A photo of Rojelio, a tutor from St. Edwards

Rojelio

Certified Tutor

Call us today to connect with a top tutor
(888) 888-0446

I have a genuine passion for helping people learn through an easy and effective techinque: Questioning! I have personal experiences of the struggles that come along with learning new concepts in Math and Reading. Unfortunately, I used to be very hesitant in asking for help, or for tutoring. I felt ashamed and embarrassed that I could not keep up. As a result, I did not perform well in the subject areas I was neglecting. It wasn’t until I learned that ANY question, is a SIGNIFICANT question. After I began asking questions, I felt as if dots were connecting and comprehension wasn’t as difficult as I thought it to be. This is what I intend for others to feel. The key to getting through obstacles, is for the learner to ask questions and seek help! Ask me anything!

I previously served as a middle school math tutor with Good Samaritan community services. On the contrary, I am currently working with the Boys and Girls club of Austin, and also serve as an on-hand tutor for high-school and middle-school aged students. I worked as a Youth specialist with Good Sam (assigned to 8th grade students), however I used the opportunity to tutor students in math and reading for free! I found the experience to be highly beneficial to the students' comprehension, and for my own personal experience. For Example, working with middle-school aged students helped me grasp the needs and accommodations that would best benefit for that group of students. On the other hand, I’ve gained the necessities for tutoring students on the high school level through my current job, at the Boys and Girls club.
Like many other Austinites, I spend a large amount of time doing outdoor activities in and around the city. One of my favorite and oldest things to do is to run the Hike and Bike trail every Sunday morning. I also delve out into other areas of the city looking for new parks and trails. I also spend a fair amount of time drawing portraits and working on pencil illustration. I found there to be a large amount of math in certain categories of drawing. Since then, just as math needs high-attention to detail, I’ve found dedicating the same amount of detail in my drawing always produces an impressive product (at least to myself).
My goal is to reveal to students that the first step to learning something new is to first understand the basics. A misunderstanding at the basic level will hinder the student from learning new material correctly, and will inevitably cause confusion and create further obstacles.

Rojelio’s Qualifications

Education & Certification

Undergraduate Degree: St. Edwards - Current Undergrad, Psychology

Hobbies

Exercising outdoors, reading

Tutoring Subjects


Q & A

What is your teaching philosophy?

Show a student it is ok to fail. Reward failures and successes. A legitimate failure shows an admirable amount of effort. Therefore, there is evidence that a student is trying. Failure is better than refusing to try.

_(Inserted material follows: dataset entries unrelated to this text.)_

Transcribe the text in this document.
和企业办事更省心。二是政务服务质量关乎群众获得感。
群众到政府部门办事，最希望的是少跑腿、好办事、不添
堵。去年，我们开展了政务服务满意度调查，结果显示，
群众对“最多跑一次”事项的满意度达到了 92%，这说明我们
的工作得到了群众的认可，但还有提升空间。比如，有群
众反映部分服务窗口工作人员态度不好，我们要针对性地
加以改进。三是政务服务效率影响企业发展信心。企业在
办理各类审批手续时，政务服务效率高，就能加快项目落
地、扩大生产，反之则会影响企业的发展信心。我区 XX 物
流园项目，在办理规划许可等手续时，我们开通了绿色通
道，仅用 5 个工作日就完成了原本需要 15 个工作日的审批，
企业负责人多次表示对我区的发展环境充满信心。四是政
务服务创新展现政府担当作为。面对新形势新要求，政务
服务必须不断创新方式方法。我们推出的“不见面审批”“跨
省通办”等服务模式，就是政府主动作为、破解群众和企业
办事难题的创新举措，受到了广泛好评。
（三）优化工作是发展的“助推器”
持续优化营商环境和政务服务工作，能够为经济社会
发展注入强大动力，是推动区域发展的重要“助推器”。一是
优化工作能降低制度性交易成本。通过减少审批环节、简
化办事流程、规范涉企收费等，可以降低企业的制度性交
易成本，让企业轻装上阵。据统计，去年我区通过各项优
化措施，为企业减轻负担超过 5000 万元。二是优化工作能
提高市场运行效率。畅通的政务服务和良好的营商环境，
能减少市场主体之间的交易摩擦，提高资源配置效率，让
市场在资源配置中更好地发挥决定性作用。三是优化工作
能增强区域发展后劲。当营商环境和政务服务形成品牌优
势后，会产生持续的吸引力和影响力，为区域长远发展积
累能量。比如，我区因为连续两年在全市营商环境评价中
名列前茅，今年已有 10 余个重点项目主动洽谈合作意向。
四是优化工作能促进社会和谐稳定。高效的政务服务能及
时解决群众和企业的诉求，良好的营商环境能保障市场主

If a student has difficulty learning a skill or concept, what would you do?

I take a patient and fundamental approach. For example, I encourage the student to voice his/her concern with the problem. Secondly, I thoroughly explain 'why' and 'how' things are the way they are. Finally, I guarantee that the student understands the basics of a concept. As a result, the student will be able to evolve from a basic understanding, to a complex one.

What might you do in a typical first session with a student?

Initially, I'd make aware that we are a team. The tutor and the learner have to work together to be successful in their endeavor. Therefore, a high level of respect, communication, and patience must be made clear on the first session. I am not here to judge, or be seen as an authoritarian figure. I am on YOUR team. My goal is for YOU to succeed. Therefore, I will work with the person you are, and I want the leaner to be as comfortable as possible.

How can you help a student become an independent learner?

The first step is to provide the student with an example of how to learn on their own. For example, with today's technology, it may be unnecessary for a student to refer back to their own notes or textbooks. Instead, the student may find material through online research that may be more impact than his/her own. I personally found resources online to be more effective for my learning than some material provided by my own college professors. Online research allows you read and observe at your own pace. It is a very independent approach, and it can be highly beneficial for learners who may feel rushed when working in a classroom or tutoring session.